Gareth: As for Twitter growth, you want to build your following. There are many tools to help you with that, but it is difficult to find the best ones. I use CrowdFire for following inactive people, but for actually growing your account I apply several methods. I did write a blog post about this, on how I grow my twitter account as well. I basically look at different accounts then I research and find different ones which are influencers. I would then add them to a private list on Twitter and pretty much identify their follow ratio, if they are good followers, if their accounts are good. I then give them a follow and engage with their account like, by possibly retweet, give them a like on their content, tweet at them etc. That’s build a targeted following rather than following just anyone. You just don’t want to follow anyone, you want to only build targeted following. When you create posts and publish them you actually want to get a lot of engagement, where if have a targeted followers like I do on my account you can much always get engagement on your posts. That is my main growth hack, to find influencers that are big accounts that, add them to a private list on twitter and go through those accounts following some of them. Follow them as long as they are suitable. I use CrowdFire, Tweepy any other tools which then un-follow people if they don’t follow back in a set amount of days, which is usually about 5 to 10 days. If people find the content interesting they are more likely to give you a follow, but if you just posting content where you are trying to get sales then they are not likely to follow back. I think it is about 80 to 20 , 80% of your content should be just blog posts and other content and then 20% should be your sales posts, which you then can feed through now and then. Personally, I am not selling anything so pretty much all of mine is helpful advice etc.

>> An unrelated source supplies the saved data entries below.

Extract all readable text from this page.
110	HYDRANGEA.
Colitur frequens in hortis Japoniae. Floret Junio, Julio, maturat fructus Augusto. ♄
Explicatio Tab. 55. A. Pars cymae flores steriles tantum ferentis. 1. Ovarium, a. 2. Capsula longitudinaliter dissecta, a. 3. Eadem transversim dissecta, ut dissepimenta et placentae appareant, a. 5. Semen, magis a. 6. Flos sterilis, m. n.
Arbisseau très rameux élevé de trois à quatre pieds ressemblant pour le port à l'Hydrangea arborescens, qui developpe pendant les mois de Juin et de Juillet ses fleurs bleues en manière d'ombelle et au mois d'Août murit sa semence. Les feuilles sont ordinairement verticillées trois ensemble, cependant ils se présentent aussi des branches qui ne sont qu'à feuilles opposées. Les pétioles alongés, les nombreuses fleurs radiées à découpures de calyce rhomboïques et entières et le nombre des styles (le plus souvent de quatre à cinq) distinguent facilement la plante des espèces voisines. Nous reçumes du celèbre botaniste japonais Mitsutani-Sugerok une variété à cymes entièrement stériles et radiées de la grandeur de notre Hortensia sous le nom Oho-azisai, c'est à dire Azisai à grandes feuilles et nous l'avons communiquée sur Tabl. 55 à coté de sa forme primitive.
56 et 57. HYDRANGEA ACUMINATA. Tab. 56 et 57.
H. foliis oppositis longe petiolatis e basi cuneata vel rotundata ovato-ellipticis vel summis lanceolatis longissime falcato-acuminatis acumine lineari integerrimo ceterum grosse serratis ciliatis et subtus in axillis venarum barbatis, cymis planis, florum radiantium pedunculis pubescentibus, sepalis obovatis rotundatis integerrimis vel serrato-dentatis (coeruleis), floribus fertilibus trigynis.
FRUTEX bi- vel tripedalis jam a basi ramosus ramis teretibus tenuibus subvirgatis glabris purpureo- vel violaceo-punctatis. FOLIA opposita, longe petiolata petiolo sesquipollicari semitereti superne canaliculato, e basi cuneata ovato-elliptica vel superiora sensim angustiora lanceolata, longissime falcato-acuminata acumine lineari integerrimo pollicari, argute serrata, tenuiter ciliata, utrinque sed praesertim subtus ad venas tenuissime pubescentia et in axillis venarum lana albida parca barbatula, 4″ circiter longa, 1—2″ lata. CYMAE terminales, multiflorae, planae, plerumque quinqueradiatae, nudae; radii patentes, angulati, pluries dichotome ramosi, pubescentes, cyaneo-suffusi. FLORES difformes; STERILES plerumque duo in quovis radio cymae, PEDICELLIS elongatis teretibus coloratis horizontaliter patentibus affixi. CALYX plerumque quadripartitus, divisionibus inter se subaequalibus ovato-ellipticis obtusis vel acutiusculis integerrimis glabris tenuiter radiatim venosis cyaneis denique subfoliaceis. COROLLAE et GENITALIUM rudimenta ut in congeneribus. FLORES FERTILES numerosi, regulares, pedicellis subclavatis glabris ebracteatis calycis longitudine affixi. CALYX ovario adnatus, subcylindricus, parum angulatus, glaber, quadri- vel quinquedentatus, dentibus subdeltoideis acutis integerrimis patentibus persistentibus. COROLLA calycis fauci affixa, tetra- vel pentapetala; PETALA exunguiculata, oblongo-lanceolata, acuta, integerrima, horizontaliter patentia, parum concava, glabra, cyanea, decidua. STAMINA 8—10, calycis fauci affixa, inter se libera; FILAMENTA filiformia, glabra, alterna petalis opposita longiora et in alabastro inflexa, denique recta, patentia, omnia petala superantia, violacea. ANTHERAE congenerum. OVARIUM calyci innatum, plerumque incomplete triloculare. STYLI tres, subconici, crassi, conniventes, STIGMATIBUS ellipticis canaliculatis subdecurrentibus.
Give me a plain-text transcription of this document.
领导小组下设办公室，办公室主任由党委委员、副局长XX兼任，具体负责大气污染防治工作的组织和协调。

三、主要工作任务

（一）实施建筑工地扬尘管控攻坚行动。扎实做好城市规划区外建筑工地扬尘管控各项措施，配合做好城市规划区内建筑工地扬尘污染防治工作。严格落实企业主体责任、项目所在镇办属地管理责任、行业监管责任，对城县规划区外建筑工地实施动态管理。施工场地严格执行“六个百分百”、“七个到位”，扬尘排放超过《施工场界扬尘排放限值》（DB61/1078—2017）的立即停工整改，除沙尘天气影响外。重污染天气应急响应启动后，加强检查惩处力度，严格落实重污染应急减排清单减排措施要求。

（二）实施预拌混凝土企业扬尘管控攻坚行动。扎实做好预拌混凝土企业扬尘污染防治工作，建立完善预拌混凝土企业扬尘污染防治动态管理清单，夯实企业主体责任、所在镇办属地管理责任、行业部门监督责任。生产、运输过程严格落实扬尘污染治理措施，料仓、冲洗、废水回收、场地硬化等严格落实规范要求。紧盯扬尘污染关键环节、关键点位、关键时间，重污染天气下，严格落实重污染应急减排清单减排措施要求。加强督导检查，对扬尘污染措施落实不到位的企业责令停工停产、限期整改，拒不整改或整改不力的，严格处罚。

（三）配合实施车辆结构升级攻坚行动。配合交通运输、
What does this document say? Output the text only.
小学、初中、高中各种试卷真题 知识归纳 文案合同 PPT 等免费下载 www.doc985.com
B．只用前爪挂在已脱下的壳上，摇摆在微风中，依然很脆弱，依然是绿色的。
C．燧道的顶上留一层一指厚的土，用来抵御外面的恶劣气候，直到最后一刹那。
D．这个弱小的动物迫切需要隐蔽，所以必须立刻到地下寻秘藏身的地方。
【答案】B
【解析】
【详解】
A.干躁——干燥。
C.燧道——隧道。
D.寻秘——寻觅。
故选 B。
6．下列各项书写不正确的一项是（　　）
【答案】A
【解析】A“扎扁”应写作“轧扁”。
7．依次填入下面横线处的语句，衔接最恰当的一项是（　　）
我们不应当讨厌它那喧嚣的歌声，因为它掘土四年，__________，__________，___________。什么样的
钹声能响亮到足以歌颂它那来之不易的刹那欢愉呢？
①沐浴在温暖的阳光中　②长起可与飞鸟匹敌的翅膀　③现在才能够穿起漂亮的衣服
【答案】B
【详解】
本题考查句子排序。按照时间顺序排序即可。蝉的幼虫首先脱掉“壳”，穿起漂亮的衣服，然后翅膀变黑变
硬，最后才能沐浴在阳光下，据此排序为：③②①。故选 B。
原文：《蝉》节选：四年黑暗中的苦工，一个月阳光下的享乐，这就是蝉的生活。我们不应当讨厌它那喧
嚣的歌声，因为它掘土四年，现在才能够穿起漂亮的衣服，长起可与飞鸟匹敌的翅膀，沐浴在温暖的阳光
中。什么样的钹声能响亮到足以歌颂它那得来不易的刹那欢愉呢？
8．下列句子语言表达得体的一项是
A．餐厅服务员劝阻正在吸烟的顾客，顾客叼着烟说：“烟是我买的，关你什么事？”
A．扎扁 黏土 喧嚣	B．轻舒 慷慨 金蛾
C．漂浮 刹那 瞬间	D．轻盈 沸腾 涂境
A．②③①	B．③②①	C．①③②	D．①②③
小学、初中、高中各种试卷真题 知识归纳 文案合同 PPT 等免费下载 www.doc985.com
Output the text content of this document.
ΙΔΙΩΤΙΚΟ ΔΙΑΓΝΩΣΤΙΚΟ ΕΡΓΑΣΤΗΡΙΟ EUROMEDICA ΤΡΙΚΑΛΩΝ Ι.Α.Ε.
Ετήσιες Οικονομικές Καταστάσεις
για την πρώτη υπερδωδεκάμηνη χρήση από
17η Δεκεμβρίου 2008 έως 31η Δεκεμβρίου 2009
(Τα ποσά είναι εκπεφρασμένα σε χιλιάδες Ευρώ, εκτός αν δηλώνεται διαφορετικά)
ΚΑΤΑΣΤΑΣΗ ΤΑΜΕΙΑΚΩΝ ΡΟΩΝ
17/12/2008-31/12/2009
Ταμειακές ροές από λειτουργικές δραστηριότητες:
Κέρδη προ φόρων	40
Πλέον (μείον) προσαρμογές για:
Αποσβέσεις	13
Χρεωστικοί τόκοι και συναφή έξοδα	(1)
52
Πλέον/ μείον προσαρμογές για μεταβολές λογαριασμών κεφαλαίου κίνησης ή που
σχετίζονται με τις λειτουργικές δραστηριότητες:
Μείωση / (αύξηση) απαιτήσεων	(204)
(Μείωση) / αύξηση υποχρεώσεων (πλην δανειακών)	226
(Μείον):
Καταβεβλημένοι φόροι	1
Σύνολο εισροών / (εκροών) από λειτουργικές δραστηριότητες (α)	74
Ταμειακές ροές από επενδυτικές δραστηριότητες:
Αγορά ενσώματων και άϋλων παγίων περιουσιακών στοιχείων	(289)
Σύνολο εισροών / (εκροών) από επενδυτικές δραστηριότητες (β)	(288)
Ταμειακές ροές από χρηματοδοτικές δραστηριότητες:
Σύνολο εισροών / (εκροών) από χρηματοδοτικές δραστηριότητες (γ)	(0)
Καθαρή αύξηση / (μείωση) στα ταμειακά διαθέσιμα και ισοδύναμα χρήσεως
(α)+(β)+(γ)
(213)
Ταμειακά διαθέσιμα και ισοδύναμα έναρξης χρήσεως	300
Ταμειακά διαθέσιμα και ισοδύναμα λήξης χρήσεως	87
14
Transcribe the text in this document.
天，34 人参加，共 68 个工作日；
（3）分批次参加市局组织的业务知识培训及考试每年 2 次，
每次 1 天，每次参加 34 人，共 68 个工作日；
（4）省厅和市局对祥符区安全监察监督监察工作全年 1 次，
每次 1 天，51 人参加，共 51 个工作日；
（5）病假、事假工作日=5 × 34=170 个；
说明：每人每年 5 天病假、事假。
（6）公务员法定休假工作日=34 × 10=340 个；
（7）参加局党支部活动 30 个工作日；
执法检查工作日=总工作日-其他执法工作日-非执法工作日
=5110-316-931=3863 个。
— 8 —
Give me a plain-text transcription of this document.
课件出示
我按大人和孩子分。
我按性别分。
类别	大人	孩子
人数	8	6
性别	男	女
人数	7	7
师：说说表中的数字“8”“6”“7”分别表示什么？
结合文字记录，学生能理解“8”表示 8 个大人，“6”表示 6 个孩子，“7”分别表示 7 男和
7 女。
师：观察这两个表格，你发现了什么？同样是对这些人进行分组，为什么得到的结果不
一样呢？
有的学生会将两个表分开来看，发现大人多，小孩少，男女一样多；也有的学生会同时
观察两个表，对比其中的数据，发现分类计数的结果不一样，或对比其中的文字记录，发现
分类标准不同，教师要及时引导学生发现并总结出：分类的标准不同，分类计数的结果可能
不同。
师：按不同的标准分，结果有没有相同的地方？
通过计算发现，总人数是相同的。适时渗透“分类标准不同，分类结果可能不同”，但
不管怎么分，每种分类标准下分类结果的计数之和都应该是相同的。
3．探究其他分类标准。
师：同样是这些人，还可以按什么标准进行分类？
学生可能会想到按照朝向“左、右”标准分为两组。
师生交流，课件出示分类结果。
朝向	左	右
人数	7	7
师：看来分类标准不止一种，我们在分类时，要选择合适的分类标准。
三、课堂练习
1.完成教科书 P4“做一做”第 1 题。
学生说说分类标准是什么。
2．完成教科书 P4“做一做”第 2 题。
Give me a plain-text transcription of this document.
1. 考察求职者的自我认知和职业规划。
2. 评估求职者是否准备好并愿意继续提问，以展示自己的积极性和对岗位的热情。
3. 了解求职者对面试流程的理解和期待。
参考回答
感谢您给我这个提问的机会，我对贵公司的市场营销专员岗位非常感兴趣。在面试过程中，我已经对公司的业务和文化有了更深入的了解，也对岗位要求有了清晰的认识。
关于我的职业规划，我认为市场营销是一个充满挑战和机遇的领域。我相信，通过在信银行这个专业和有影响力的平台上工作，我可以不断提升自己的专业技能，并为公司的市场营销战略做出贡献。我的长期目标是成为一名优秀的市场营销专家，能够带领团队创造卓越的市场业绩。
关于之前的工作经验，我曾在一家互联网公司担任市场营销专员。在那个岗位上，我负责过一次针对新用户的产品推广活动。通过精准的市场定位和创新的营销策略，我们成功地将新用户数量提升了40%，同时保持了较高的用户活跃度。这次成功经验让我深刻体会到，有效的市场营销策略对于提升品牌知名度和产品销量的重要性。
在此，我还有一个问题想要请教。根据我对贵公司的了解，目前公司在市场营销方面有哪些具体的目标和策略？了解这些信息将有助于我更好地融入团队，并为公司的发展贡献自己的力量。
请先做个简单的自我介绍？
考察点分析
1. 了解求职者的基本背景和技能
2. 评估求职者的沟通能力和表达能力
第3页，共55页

Host: That is definitely a very useful tip. When will we see your newest article on your blog? I am looking forward to see a new one.
Gareth: I have one in draft at the moment. I literally just need to put in one more point. It is about Facebook, how to get a lot of engagement, how to post at the right time etc. Probably, I could publicise that tonight, or this should be published by the time this podcast will have been published.
Host: We will paste a link to your blog below the interview. I want to thank you very much for your time. It was great talking to you.
Gareth: thank you for having me here as well.